E` una raccomandata con timbro del 2 ottobre scorso l`ultima lettera inviata al presidente della Repubblica italiana Sergio Mattarella dal Comitato "Colon en su Lugar" (Colombo al suo posto) che dal giugno 2013 s'è costituito e si batte affinché la statua di Cristoforo Colombo (donata dagli immigrati italiani e installata nel parco omonimo a Buenos Aires nel 1921) torni al suo posto (nella foto il giorno dell'elliminazione). Battaglia sacrosanta, come quella del far chiamare il navigatore genovese dalla nascita alla morte col suo nome italiano e non spagnolo "Cristobal Colon" come si sente dire e soprattutto leggere in America latina, anche in tante "avenidas" (corsi o grandi vie) delle città. E' come se negli Usa il tenente Colombo interpretato dall'attore Peter Flak fosse stato ribattezzato tenente "Pigeon".

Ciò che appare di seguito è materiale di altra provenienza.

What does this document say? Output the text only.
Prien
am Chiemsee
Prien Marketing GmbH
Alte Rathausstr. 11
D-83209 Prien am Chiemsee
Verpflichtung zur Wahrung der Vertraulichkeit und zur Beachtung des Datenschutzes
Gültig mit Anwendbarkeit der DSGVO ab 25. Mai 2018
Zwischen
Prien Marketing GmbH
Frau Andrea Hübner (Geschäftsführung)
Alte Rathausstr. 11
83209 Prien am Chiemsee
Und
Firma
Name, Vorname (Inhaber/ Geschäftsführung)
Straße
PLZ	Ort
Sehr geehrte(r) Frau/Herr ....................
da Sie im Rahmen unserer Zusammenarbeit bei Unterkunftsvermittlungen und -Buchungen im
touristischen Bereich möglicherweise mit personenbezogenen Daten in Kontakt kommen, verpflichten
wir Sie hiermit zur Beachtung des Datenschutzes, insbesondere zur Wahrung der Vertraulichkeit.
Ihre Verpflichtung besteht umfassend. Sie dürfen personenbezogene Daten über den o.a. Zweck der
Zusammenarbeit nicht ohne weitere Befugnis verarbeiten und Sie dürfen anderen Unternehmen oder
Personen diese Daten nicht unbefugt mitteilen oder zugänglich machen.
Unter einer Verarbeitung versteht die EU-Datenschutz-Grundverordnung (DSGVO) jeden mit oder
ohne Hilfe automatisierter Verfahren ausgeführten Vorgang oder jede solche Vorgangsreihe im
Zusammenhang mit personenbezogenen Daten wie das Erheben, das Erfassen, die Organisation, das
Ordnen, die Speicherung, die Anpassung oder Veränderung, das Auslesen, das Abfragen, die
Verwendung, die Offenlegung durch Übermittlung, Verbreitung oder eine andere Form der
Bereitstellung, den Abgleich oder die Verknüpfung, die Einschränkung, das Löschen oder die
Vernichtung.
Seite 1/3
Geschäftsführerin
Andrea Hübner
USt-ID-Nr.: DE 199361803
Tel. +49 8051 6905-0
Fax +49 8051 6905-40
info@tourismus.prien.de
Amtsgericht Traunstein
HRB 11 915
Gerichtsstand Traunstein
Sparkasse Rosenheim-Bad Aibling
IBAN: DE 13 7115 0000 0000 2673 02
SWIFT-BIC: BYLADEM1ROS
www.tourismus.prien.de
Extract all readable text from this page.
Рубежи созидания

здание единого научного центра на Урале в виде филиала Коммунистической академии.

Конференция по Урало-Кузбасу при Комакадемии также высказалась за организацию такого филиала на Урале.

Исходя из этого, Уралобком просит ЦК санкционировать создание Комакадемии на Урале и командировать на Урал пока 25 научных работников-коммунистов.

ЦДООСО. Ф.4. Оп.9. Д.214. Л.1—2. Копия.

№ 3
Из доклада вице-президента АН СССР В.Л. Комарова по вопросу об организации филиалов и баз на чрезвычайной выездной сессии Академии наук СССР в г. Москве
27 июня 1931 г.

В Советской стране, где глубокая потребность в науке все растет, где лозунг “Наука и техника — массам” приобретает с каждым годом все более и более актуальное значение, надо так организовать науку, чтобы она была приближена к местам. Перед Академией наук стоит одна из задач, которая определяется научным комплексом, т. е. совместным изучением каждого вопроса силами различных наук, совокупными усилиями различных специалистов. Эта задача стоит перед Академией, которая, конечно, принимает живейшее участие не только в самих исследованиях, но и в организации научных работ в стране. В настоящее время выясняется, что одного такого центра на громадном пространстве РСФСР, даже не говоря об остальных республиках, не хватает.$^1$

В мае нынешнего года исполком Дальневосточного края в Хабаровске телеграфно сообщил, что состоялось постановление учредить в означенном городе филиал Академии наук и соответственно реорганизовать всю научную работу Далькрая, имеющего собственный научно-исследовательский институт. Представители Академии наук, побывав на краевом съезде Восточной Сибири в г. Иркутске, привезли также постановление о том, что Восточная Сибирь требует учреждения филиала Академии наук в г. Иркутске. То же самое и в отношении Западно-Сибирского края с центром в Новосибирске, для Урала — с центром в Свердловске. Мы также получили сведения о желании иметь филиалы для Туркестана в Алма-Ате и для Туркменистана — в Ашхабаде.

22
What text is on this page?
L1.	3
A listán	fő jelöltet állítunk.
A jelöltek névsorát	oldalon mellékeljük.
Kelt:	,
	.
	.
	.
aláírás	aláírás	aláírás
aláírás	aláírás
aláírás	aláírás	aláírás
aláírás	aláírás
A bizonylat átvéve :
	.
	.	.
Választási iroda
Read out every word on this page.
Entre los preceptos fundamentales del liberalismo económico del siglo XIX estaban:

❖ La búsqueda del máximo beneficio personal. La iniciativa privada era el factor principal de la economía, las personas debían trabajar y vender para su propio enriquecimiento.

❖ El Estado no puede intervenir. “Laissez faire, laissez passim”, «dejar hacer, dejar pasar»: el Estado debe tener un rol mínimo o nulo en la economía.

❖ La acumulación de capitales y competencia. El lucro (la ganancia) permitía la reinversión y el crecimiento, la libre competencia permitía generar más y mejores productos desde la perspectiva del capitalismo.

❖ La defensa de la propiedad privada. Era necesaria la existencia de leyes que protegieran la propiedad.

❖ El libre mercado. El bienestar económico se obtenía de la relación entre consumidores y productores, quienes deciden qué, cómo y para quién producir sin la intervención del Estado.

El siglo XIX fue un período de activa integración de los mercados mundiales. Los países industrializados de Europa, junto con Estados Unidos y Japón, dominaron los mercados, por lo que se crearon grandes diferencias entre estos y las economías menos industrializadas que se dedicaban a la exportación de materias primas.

Non è la prima segnalazione che gli italiani d`Argentina rivolgono al Capo dello Stato. Negli ultimi mesi sono stati numerosi i tentativi di trovare al Quirinale appoggio e sostegno in difesa di uno dei più riconosciuti simboli di italianità. Prima ancora degli attacchi (culturali e anche materiali) verificatisi in molte città degli Stati Uniti, il navigatore genovese (scopritore dell`America esattamente 525 anni fa) è stato "vittima" di una scuola di pensiero che ha preso piede in America latina secondo cui sarebbe da imputare a lui la responsabilità storica dei massacri di popolazioni indigene che si sono susseguite nei secoli. Di qui, la decisione dell`allora presidente Cristina Fernandez de Kirchner di sostituire il simbolo italiano, ed europeo, rappresentato da Colombo con uno "indigeno" incarnato dalla statua della guerrigliera boliviana Juana Azurduy (finanziata dal governo boliviano del presidente indio Evo Morales per un costo di 770mila euro). In realtà, a influenzare la ex "presidenta" argentina è stato l'ex presidente defunto del Venezuela, Hugo Chavez (nella foto a destra fra la Fernandez e Morales) che già aveva fatto altrettanto nel suo Paese.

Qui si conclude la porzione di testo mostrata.